Journal of Urban Health
Hong-Van Tieu, Beryl A. Koblin, Carl Latkin, Frank C. Curriero, Emily R. Greene, Andrew Rundle, Victoria Frye


In order for treatment as prevention to work as a national strategy to contain the HIV/AIDS epidemic in the United States (US), the HIV care continuum must become more robust, retaining more individuals at each step. The majority of people living with HIV/AIDS (PLWHA) in the US are gay, bisexual, and other men who have sex with men (MSM). Within this population, there are distinct race- and ethnicity-based disparities in rates of HIV infection, engagement, and retention in HIV care, and viral suppression.
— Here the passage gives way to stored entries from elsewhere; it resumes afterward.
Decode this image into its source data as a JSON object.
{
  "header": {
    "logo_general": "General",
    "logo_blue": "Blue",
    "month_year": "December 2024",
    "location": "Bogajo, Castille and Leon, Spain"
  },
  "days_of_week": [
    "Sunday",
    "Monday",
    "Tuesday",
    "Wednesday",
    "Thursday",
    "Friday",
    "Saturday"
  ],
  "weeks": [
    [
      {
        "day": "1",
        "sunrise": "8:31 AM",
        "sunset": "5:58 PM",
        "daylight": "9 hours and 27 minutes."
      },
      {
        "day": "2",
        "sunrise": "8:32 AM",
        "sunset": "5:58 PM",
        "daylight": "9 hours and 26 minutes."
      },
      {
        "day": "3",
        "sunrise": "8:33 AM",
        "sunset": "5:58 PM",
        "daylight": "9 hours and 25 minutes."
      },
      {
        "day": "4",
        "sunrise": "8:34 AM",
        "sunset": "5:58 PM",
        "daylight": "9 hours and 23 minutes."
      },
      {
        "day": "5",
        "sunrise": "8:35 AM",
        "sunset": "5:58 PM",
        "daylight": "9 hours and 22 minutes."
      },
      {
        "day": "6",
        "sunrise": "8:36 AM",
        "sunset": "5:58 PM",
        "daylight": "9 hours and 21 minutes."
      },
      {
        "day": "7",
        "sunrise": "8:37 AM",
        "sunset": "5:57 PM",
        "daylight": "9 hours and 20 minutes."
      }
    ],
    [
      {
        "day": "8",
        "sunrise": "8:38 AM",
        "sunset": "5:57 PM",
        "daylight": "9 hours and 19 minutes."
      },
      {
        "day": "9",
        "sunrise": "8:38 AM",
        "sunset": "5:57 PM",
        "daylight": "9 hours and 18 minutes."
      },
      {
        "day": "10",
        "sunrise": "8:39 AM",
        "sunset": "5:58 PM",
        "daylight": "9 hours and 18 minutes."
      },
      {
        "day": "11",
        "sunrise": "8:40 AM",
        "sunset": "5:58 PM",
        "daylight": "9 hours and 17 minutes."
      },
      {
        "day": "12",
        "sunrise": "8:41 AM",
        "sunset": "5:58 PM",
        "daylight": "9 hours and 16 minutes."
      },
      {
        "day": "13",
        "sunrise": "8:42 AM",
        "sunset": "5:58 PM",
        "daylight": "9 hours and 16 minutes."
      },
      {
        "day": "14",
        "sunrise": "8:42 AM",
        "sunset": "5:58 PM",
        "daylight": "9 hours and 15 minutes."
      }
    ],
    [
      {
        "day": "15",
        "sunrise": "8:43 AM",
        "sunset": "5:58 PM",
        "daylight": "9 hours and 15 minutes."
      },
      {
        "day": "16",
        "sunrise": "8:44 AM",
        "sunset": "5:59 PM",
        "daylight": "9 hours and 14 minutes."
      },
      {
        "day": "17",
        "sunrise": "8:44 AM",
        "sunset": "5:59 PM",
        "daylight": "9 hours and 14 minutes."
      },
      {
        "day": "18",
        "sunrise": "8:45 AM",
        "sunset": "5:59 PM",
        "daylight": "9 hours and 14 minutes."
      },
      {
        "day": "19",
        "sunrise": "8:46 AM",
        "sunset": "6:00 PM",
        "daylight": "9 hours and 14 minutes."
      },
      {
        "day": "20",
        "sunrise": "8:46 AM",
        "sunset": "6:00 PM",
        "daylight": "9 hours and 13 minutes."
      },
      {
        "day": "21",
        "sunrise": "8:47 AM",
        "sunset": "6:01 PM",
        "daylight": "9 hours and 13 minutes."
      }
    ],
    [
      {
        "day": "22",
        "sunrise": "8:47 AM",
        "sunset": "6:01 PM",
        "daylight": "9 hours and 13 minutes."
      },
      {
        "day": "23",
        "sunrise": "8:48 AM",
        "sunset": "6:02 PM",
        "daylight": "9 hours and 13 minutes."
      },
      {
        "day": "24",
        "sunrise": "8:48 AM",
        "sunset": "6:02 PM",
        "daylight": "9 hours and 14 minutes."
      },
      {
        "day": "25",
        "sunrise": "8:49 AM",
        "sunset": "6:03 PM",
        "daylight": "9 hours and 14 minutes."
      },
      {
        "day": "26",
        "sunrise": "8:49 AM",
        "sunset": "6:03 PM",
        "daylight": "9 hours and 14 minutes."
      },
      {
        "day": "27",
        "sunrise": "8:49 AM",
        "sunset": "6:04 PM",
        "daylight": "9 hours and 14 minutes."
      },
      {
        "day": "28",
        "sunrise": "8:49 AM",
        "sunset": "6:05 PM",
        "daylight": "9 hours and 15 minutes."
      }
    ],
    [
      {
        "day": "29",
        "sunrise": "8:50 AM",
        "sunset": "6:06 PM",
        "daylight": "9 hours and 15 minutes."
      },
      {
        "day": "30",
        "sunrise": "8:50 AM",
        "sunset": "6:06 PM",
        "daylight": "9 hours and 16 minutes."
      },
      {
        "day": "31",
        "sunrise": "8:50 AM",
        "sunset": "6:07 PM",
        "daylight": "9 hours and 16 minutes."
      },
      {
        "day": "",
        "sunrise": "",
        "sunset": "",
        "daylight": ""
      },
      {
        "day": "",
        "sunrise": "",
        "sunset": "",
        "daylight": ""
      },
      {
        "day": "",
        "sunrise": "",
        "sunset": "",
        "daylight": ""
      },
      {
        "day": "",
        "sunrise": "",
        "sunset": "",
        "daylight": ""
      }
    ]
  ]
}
Compared with White MSM, HIV-infected Black MSM are less likely to be on anti-retroviral therapy (ART), adhere to ART, and achieve viral suppression. Among MSM living in urban areas, falling off the continuum may be influenced by factors beyond the individual level, with new research identifying key roles for network- and neighborhood-level characteristics. To inform multi-level and multi-component interventions, particularly to support Black MSM living in urban areas, a clearer understanding of the pathways of influence among factors at various levels of the social ecology is required. Here, we review and apply the empirical literature and relevant theoretical perspectives to develop a series of potential pathways of influence that may be further evaluated. Results of research based on these pathways may provide insights into the design of interventions, urban planning efforts, and assessments of program implementation, resulting in increased retention in care, ART adherence, and viral suppression among urban-dwelling, HIV-infected MSM.